The spiralling property market is a symptom
of the widening gap between rich and poor. With too many people earning more
than they can possibly spend, they are buying flats to let out or little
weekend cottages in Gloucestershire. Now when it's closing time on Friday night
in the pubs of Kensington, the landlord shouts, 'Come on, haven't you got
second homes to go to?' We have a property crisis because the rich are too
rich. But you can't blame them for wanting to get out of the inner cities at
the weekend. I mean, London can be so ghastly sometimes, what with all those
homeless people on the streets and everything . . .
In-flight entertainment
14
June 2002
It's
no wonder that ITV Digital couldn't get anyone to pay for their various
satellite channels. Not when you can watch live footage from US spy planes for
free.

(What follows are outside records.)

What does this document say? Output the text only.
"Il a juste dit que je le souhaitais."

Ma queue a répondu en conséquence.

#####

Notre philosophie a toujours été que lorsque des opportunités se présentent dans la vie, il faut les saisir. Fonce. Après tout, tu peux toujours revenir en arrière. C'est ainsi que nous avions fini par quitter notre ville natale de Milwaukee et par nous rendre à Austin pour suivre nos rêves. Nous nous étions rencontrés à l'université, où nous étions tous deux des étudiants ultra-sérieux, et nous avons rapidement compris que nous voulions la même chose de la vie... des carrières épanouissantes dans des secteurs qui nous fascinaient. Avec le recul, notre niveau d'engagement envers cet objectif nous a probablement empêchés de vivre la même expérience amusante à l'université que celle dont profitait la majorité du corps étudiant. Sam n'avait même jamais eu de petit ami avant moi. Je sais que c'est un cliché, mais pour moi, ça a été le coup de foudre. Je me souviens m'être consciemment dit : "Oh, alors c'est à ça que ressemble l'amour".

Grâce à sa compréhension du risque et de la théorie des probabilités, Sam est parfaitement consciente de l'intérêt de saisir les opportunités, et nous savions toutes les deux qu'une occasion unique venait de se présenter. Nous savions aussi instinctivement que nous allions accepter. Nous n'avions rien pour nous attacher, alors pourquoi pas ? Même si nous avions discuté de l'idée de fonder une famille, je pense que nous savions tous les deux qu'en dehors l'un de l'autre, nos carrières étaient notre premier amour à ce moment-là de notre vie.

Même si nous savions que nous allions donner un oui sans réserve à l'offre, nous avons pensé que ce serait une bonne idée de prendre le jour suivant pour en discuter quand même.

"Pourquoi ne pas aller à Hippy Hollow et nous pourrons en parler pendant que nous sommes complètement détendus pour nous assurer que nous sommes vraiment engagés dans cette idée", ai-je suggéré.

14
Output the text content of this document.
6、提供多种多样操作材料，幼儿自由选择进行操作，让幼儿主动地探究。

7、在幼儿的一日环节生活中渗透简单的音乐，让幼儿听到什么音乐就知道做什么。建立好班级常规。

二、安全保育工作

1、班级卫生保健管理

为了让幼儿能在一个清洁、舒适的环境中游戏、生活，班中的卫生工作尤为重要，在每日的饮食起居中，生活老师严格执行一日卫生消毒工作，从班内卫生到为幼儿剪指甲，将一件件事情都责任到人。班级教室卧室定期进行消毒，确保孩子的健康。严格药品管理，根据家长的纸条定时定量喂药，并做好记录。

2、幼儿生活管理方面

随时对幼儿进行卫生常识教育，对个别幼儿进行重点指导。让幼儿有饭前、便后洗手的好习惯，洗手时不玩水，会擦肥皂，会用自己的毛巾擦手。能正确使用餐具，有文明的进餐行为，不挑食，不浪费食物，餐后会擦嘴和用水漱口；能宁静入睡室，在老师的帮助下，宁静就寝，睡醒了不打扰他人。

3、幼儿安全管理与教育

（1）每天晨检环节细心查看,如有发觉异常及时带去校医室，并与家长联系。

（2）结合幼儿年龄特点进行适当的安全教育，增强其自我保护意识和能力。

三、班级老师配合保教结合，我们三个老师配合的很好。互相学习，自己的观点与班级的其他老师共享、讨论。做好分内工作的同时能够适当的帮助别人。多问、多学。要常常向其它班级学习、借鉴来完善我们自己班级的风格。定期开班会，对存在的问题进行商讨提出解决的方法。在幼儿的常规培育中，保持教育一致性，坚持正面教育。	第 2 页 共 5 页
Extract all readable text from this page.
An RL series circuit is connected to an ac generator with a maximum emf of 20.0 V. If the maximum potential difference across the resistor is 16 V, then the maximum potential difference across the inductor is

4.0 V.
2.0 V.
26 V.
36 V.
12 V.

This week it was revealed that for the past six months it's been possible
to watch transmissions from American spy planes with an ordinary satellite
dish. What would normally require a secret video link was being broadcast
unencrypted across the world via a commercial TV satellite, with a live
connection to the internet just in case one or two terrorists had failed to
catch the current US troop movements on their telly.